AP…
SEOUL, South Korea — North Korea has begun fueling a long-range rocket for an impending launch, a news report said today, as President Barack Obama warned that the liftoff would be a "provocative act" that would generate a U.N. Security Council response.
North Korea has said it will send a communications satellite into orbit on a multistage rocket sometime from Saturday to Wednesday. The U.S., South Korea and Japan think the reclusive country is using the launch to test long-range missile technology. They have warned the move would violate a Security Council resolution.
Regional powers have also begun to deploy ships…
Meanwhile, CNN television said on its website that Pyongyang has started to fuel the rocket. The report cited an unidentified senior U.S. military official.
Japan’s Chief Cabinet Secretary Takeo Kawamura said the U.S. and Japanese governments have not confirmed that fueling has begun. South Korea’s Defense Ministry declined to comment.
Secretary of State Hillary Rodham Clinton urged the North to reconsider the launch, saying: "There will obviously be consequences if they do proceed with this."

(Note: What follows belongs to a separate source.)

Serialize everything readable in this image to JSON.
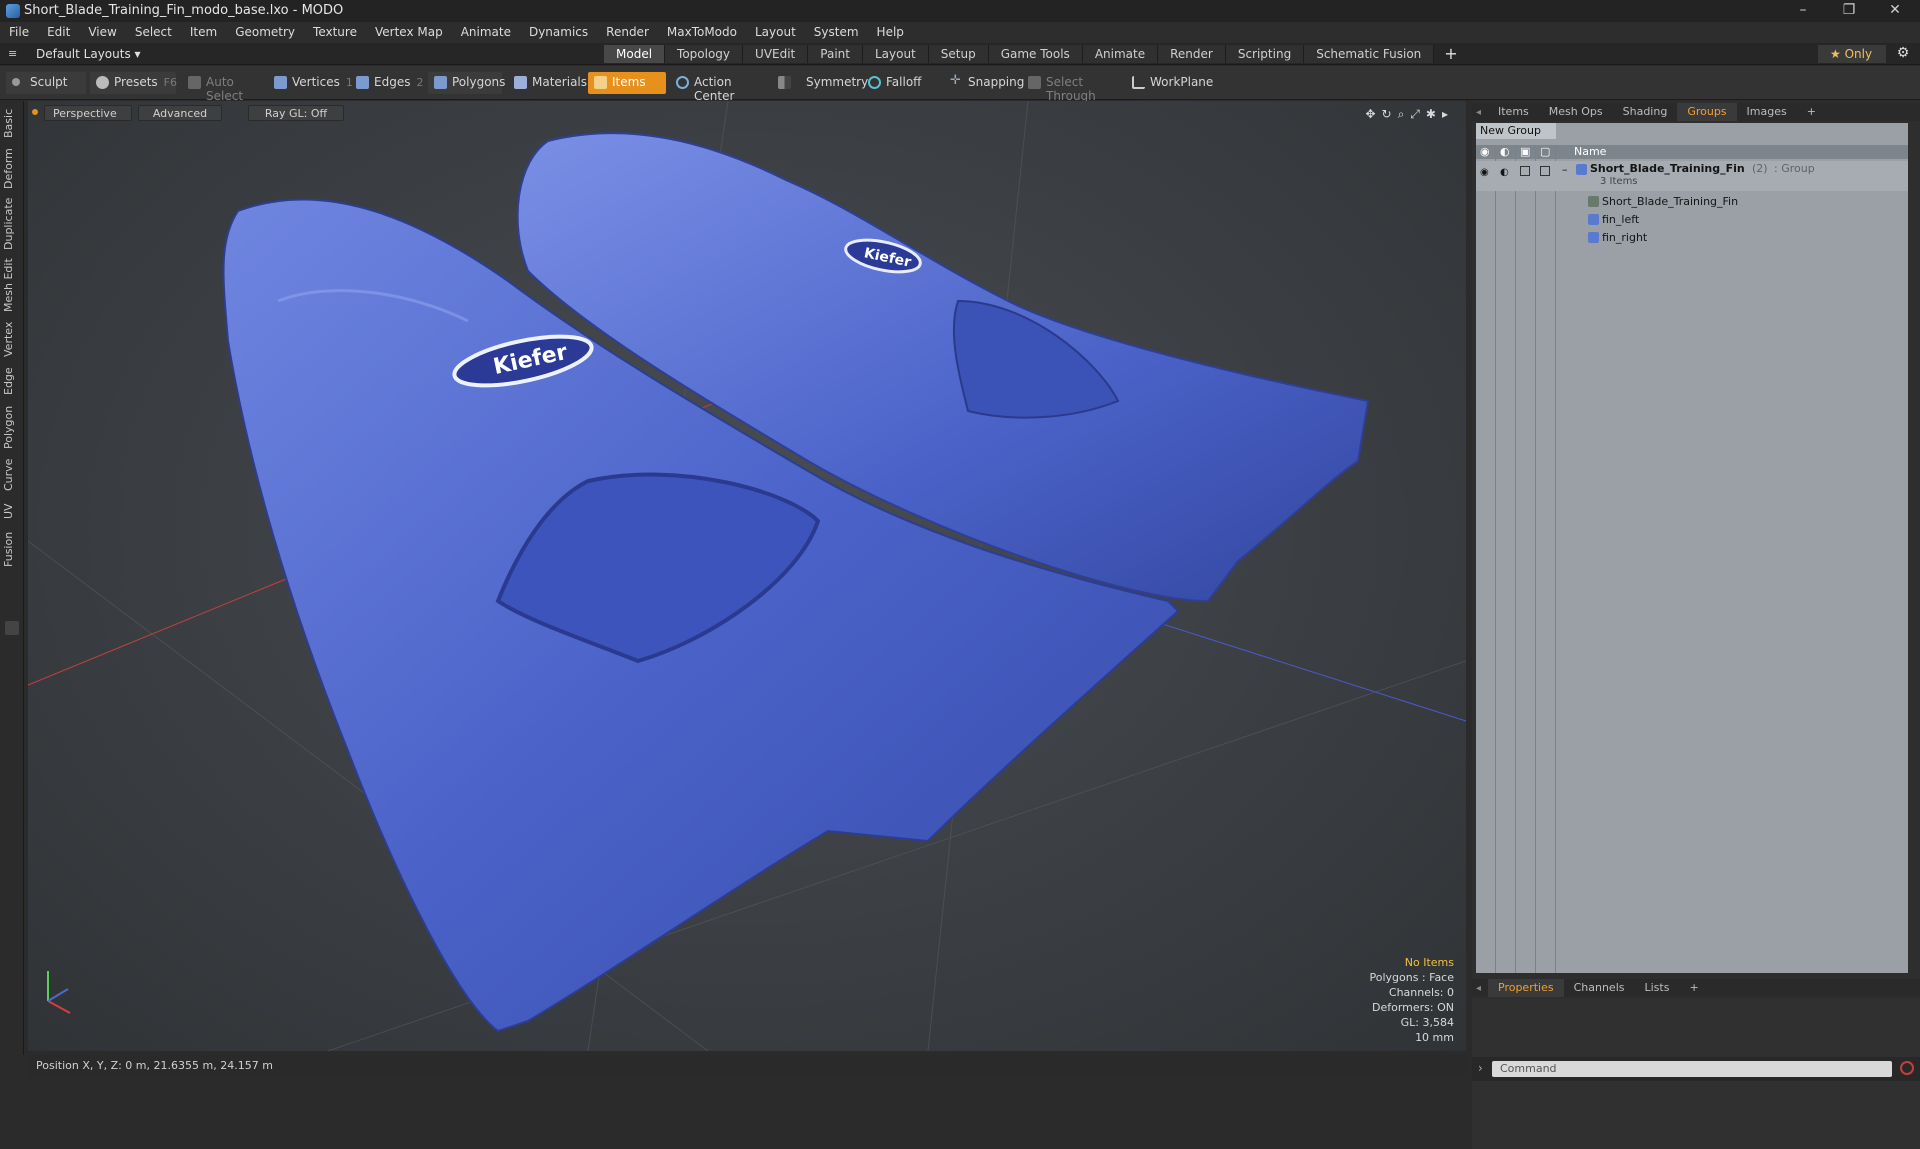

The North countered with its own warnings against any efforts to intercept the rocket, take the issue to the Security Council or even monitor the launch. It says its armed forces are at a high level of readiness.
The North has said debris from the rocket could fall off Japan’s northern coast, so Tokyo has deployed battleships with anti-missile systems to the area and set up Patriot missile interceptors. It says it has no intention of trying to shoot down the rocket itself.
"If Japan imprudently carries out an act of intercepting our peaceful satellite, our people’s army will hand a thunderbolt of fire to not only interceptor means already deployed, but also key targets," said a report today by the North’s official Korean Central News Agency that quoted the general staff of its military.
In what appeared to be a reference to American warships that have reportedly set sail to monitor the launch, the Korean-language version of the KCNA report said: "The United States should immediately withdraw armed forces deployed if it does not want to receive damage."
An English version said the U.S. forces could be hit in a retaliatory strike against Japan.
In Washington, U.S. lawmakers are urging Obama to shoot down the rocket if it endangers the United States or its allies.But U.S. Defense Secretary Robert Gates said in a TV interview aired Sunday that the U.S. had no plans to intercept the rocket but might consider it if an "aberrant missile" were headed to Hawaii "or something like that."